From Cron Job to Self-Healing Pipeline, using Argo and STAC for EO Data Ingestion.
2026-06-29 , A13

Building analysis-ready Earth observation products starts well before any algorithm runs. Source data need to be accessible, complete, up to date. That sounds obvious, but doing it reliably across multiple satellite missions while backfilling years of historical archives is not an easy task.

This talk is about how we built that foundation. The starting point is a simple Argo CronWorkflow that queries a STAC API and downloads one day of data to S3. Nothing impressive, but Argo already gives you things a cron job doesn't: built-in retries, a web UI showing exactly which step failed, and the full log. Your Python script doesn't change, you're just not the (only) one watching it anymore.

This talk follows what happened when we scaled this up across various satellite products. Each problem we ran into pushed us to add something: fan-out parallelism when sequential backfills were taking days, STAC as a logbook of what had already been ingested and what is missing, and eventually an observability layer when we needed to understand periods of higher error rate.

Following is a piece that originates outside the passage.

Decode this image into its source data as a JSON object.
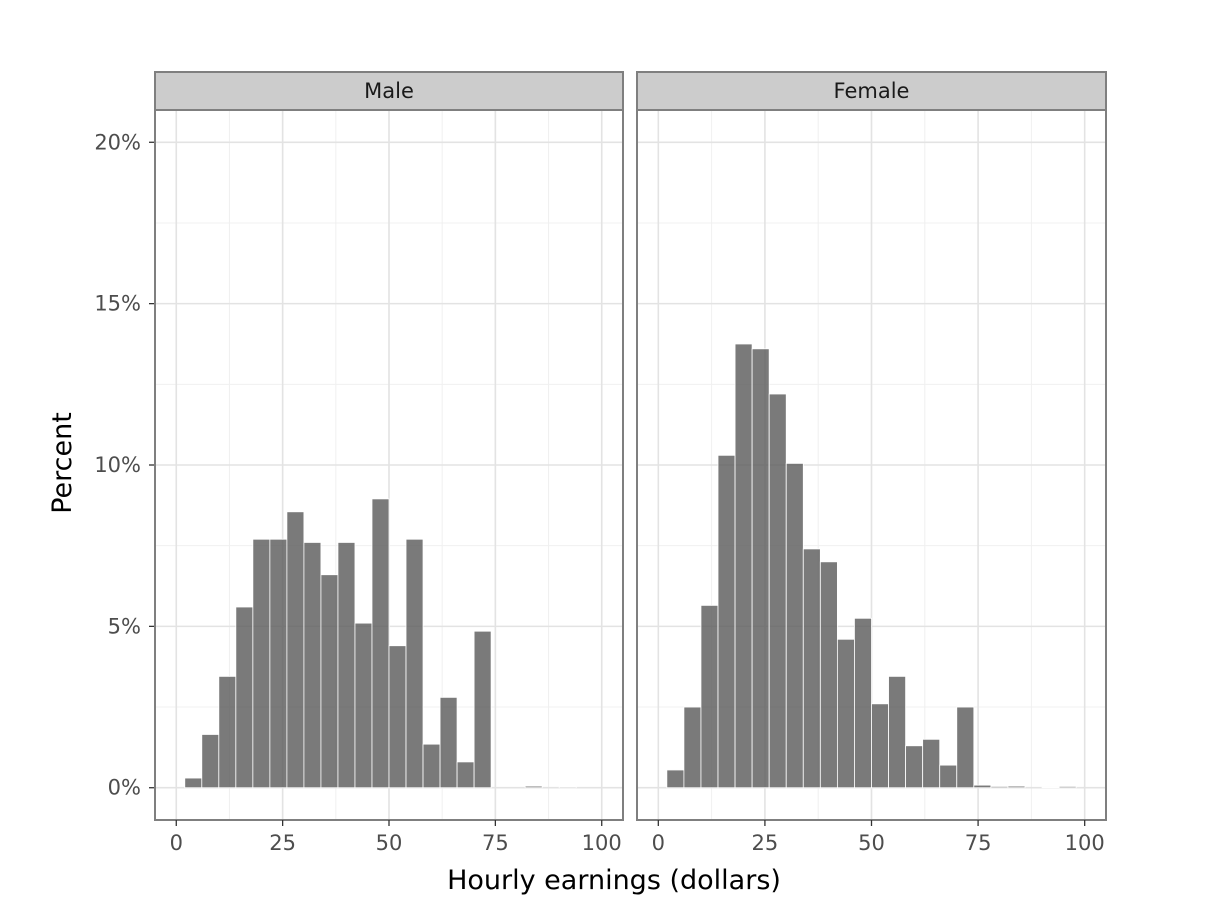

The combination of autonomous backfill and automated monitoring creates a system that self-corrects at two levels: individual failed items are retried via STAC gap detection, while systemic issues surface in daily reports for human intervention.
All the tools are open source: Argo Workflows, STAC API, Python, Kubernetes, CI pipelines Attendees will leave with a concrete understanding of what Argo Workflows gives you at each stage of complexity, from replacing a cron job to running a system you can trust "unsupervised".


Indicate what is (are) the open source project(s) essential in your talk:

Argo Workflows, STAC, Python, Kubernetes

Give indication of resources (video, web pages, papers, etc.) to read in advance, that will help get up to speed on advanced topics.:

Resources to read in advance:
- https://argo-workflows.readthedocs.io/ - https://stacspec.org/
- https://cloudnativegeo.org/ , background on STAC and cloud-native EO patterns
- Radiant Earth: STAC Tutorial (stacspec.org/tutorials)

Assign a number between 1 and 4 indicating the level of technical complexity of your contribution.: 2: some technical/thematic skills required Select at least one general theme that best defines your proposal: Data collection, data sharing, big data, data exploitation platforms, Applications of FOSS4G (disaster management, cartography, environment monitoring etc)) Under which license do you make your contribution available? The conference contribution comprises the abstract, the text contribution for the conference proceedings, the presentation materials as well as the video recording and live transmission of the presentation: CC BY

Loïc is a Cloud Engineer at Development Seed with a blend of scientific data expertise and cloud infrastructure experience. Before moving into software engineering, he spent over a decade as a physical oceanographer, building data-processing systems for large geospatial datasets from ocean robots, research vessels, buoys, and satellites.

At Development Seed, Loïc designs and builds scalable cloud platforms that help organizations process and access Earth observation datasets.